Vinatieri joined former Colts Head Coach Tony Dungy in claiming Luck looks much more like a young veteran than he does a rookie. Dungy made the same observation last Sunday on the camp's opening practice day when he visited and watched Luck from the sidelines.
"I think that's (his 11-on-11 work) what impressed me the most, to see the decision-making and the lack of any indecisiveness," Dungy said last Sunday. "He looked like a third- or fourth-year guy in this first practice. I guess I know now what those guys, Ryan (Grigson) and Jim Irsay and Chuck (Pagano), knew that they are going to be in good hands."
Reggie Wayne, like almost every other player in camp, has been asked on more than one occasion about Luck. When asked to compare him with Peyton Manning, Wayne would not bite.
"You know, it's kind of hard for me to answer that question," said Wayne. "I mean, Andrew's going to be good. He's going to be really good. He's really smart. He knows what's going on around him. He understands the concept. He understands the terminology. He understands it all, but I can't compare the two. That won't be fair. You've just got to sit back and see what happens.
"I wasn't here when Peyton (Manning) came as a rookie, I believe in 1998, so I'm not sure what kind of ball he threw then. I'll tell you Andrew throws a nice, strong ball, nice, strong spiral. I guess they both have their pros and cons if you had to match them up right now. Andrew is going to be Andrew, and he'll tell you he's not here to be Peyton. He's here to be himself and if everybody expects him to be great some day, that means he's on the right path. All he's got to do is continue doing what he's doing."

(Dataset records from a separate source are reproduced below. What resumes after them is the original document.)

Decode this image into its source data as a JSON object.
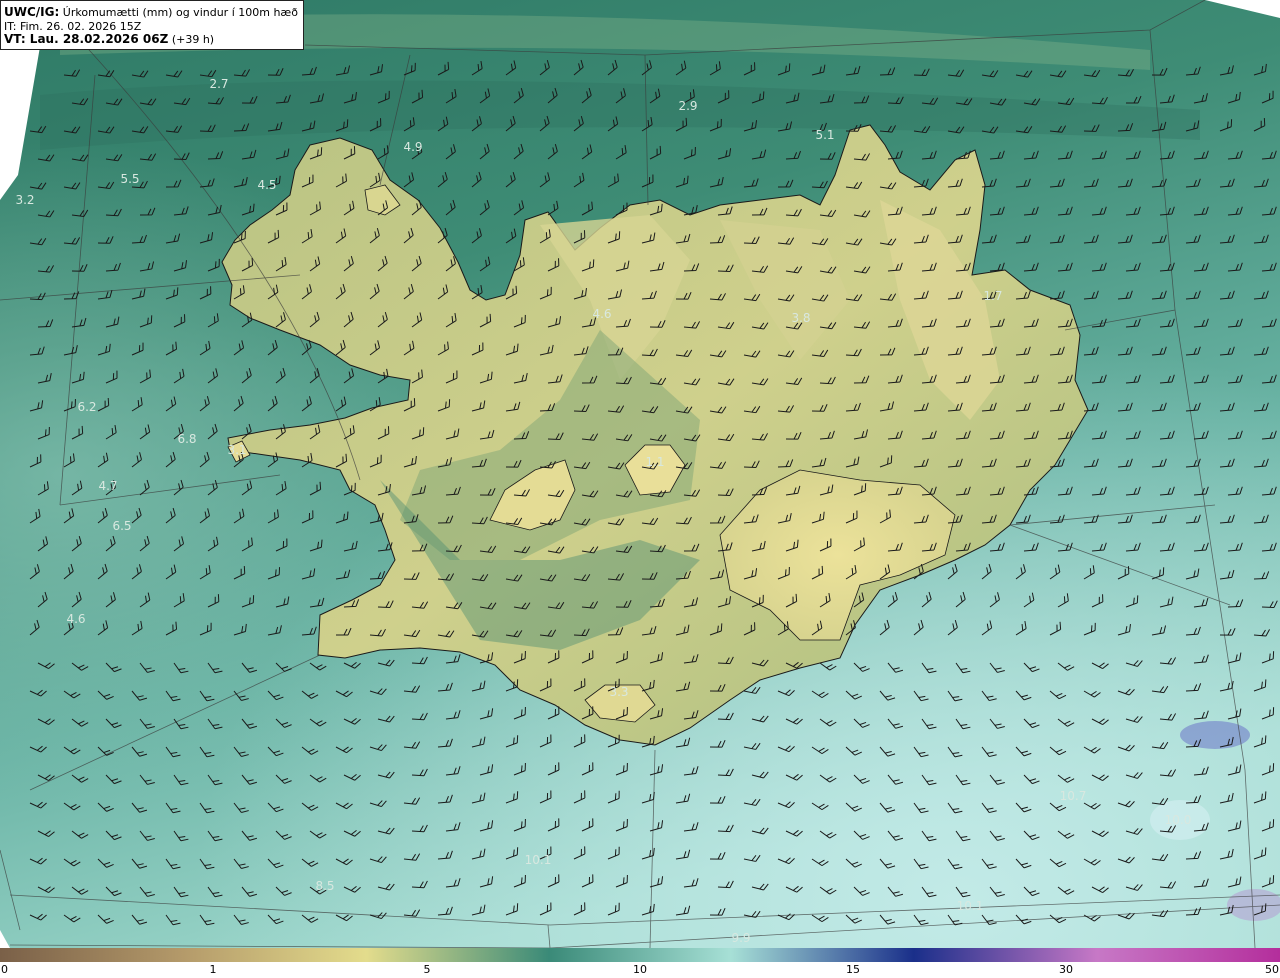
{
  "title": {
    "product": "UWC/IG:",
    "description": "Úrkomumætti (mm) og vindur í 100m hæð",
    "init_time": "IT: Fim. 26. 02. 2026 15Z",
    "valid_label": "VT: Lau. 28.02.2026 06Z",
    "valid_offset": "(+39 h)"
  },
  "map_values": [
    {
      "text": "2.7"
    },
    {
      "text": "2.9"
    },
    {
      "text": "4.9"
    },
    {
      "text": "5.1"
    },
    {
      "text": "5.5"
    },
    {
      "text": "4.5"
    },
    {
      "text": "3.2"
    },
    {
      "text": "4.6"
    },
    {
      "text": "3.8"
    },
    {
      "text": "1.7"
    },
    {
      "text": "6.2"
    },
    {
      "text": "6.8"
    },
    {
      "text": "3.1"
    },
    {
      "text": "4.7"
    },
    {
      "text": "1.1"
    },
    {
      "text": "6.5"
    },
    {
      "text": "4.6"
    },
    {
      "text": "3.3"
    },
    {
      "text": "10.7"
    },
    {
      "text": "10.0"
    },
    {
      "text": "10.1"
    },
    {
      "text": "10.1"
    },
    {
      "text": "9.9"
    },
    {
      "text": "8.5"
    }
  ],
  "colorbar": {
    "ticks": [
      "0",
      "1",
      "5",
      "10",
      "15",
      "30",
      "50"
    ],
    "colors": [
      "#7a6048",
      "#b49a6a",
      "#e3dc8c",
      "#3a8a78",
      "#a7e0d6",
      "#1a2f8a",
      "#c778c6",
      "#b42e9c"
    ]
  }
}
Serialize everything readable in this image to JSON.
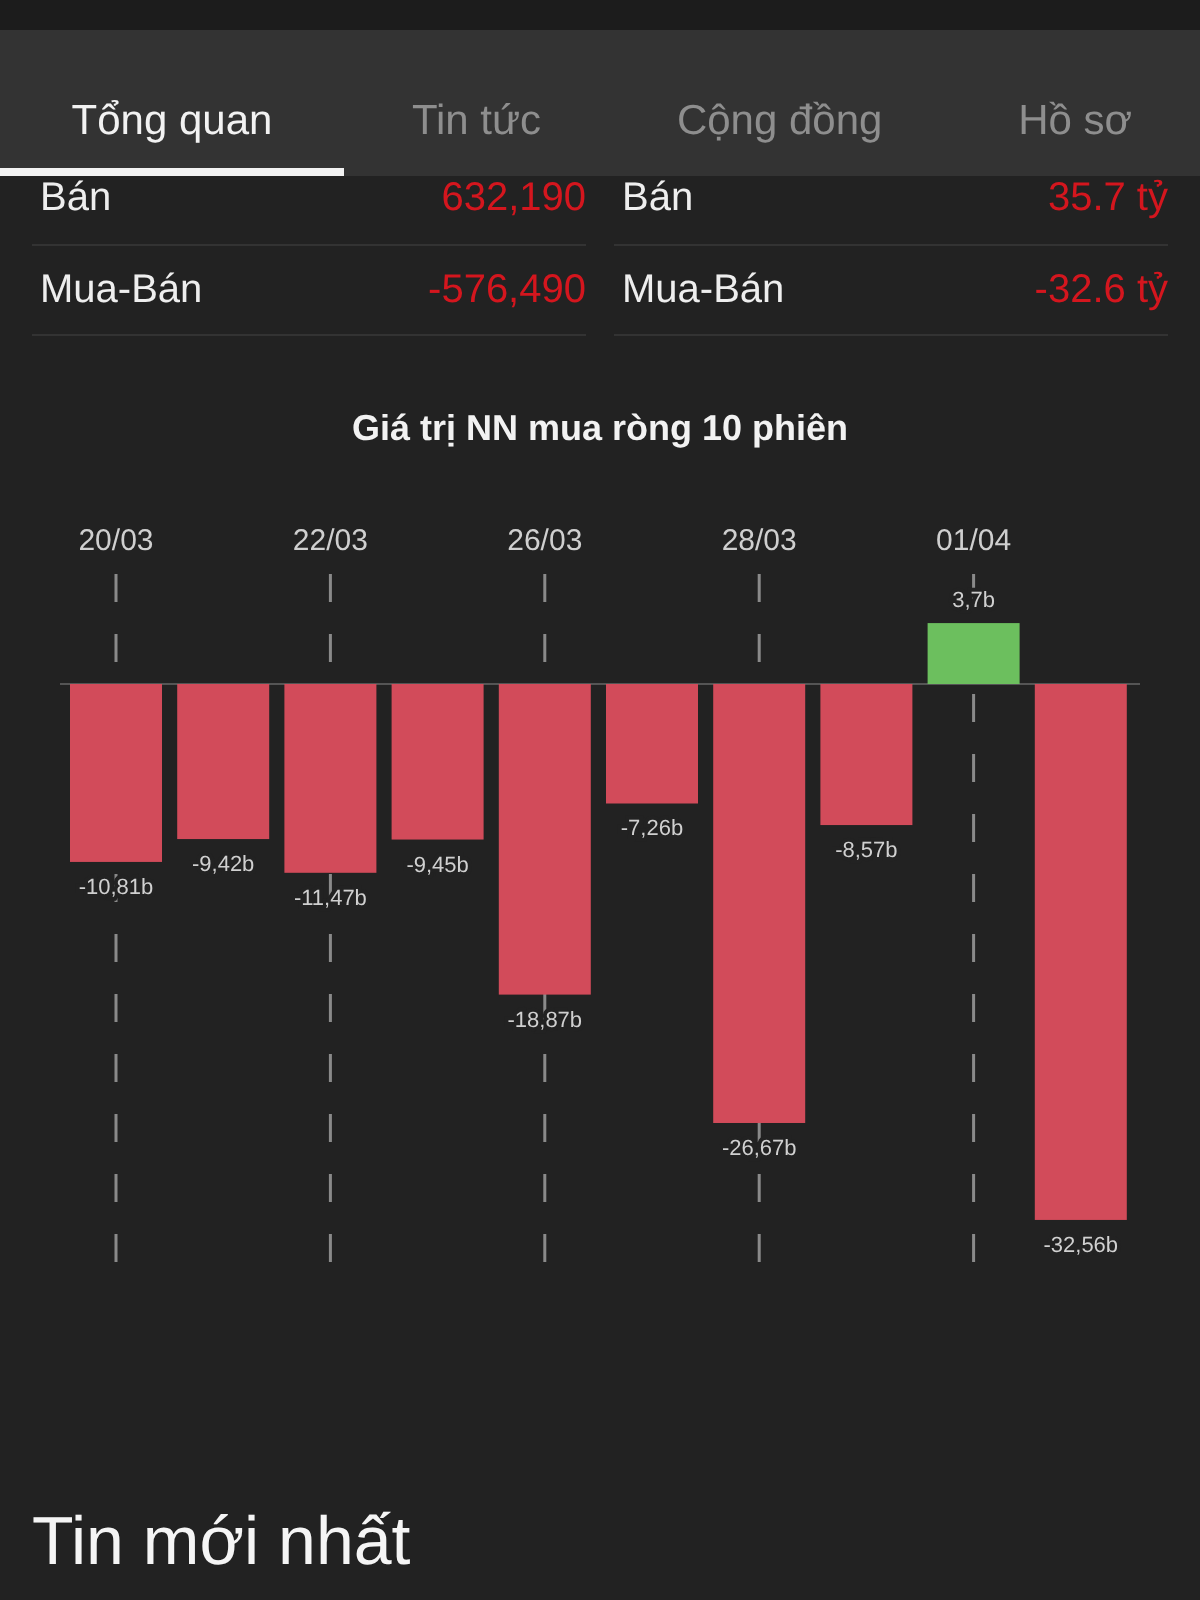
{
  "tabs": [
    {
      "label": "Tổng quan",
      "selected": true
    },
    {
      "label": "Tin tức",
      "selected": false
    },
    {
      "label": "Cộng đồng",
      "selected": false
    },
    {
      "label": "Hồ sơ",
      "selected": false
    }
  ],
  "stats": [
    {
      "rows": [
        {
          "label": "Bán",
          "value": "632,190"
        },
        {
          "label": "Mua-Bán",
          "value": "-576,490"
        }
      ]
    },
    {
      "rows": [
        {
          "label": "Bán",
          "value": "35.7 tỷ"
        },
        {
          "label": "Mua-Bán",
          "value": "-32.6 tỷ"
        }
      ]
    }
  ],
  "chart": {
    "chart_data": {
      "type": "bar",
      "title": "Giá trị NN mua ròng 10 phiên",
      "grid": true,
      "categories": [
        "20/03",
        null,
        "22/03",
        null,
        "26/03",
        null,
        "28/03",
        null,
        "01/04",
        null
      ],
      "values": [
        -10.81,
        -9.42,
        -11.47,
        -9.45,
        -18.87,
        -7.26,
        -26.67,
        -8.57,
        3.7,
        -32.56
      ],
      "value_labels": [
        "-10,81b",
        "-9,42b",
        "-11,47b",
        "-9,45b",
        "-18,87b",
        "-7,26b",
        "-26,67b",
        "-8,57b",
        "3,7b",
        "-32,56b"
      ]
    }
  },
  "news": {
    "heading": "Tin mới nhất"
  }
}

Luck has had every throw charted by practice observers this week. Those onlookers have Luck, through Saturday's practice, hitting 75 percent of his passes for seven touchdowns and five interceptions in 11-on-11 and seven-on-seven drills. Wayne hopes Luck is aware who his top target should be, though Luck has done a great job of spreading the wealth among his receivers.
"I would hope so, I would hope so," said Wayne of hoping to be the top target. "I guess we'll find out, to be determined. But he's doing a great job of throwing to the open receiver, and that's kind of what it is right now. We've just got to take what the defense gives us and try to keep those chains moving."
Luck keeps an even-keeled nature just as much as he keeps an intent glare down the field. He gets neither too high nor low with performance or accolades.
As for grizzled veterans and a former Super Bowl-winning coach saying he plays beyond his years, Luck deflects such praise.
"I feel like a rookie, especially when I have to sing in front of all the other guys (laughs)," said Luck. "I try to approach every day with the mental attitude, 'I'm going to handle mentally everything that's thrown my way.' It's very nice when two men of such high caliber say those things, but I feel like a scrub rookie every day so far.
"(I'm) on the right track, definitely on the right track, nowhere near 100 percent. I don't know that it ever will be 100 percent, but on the right track."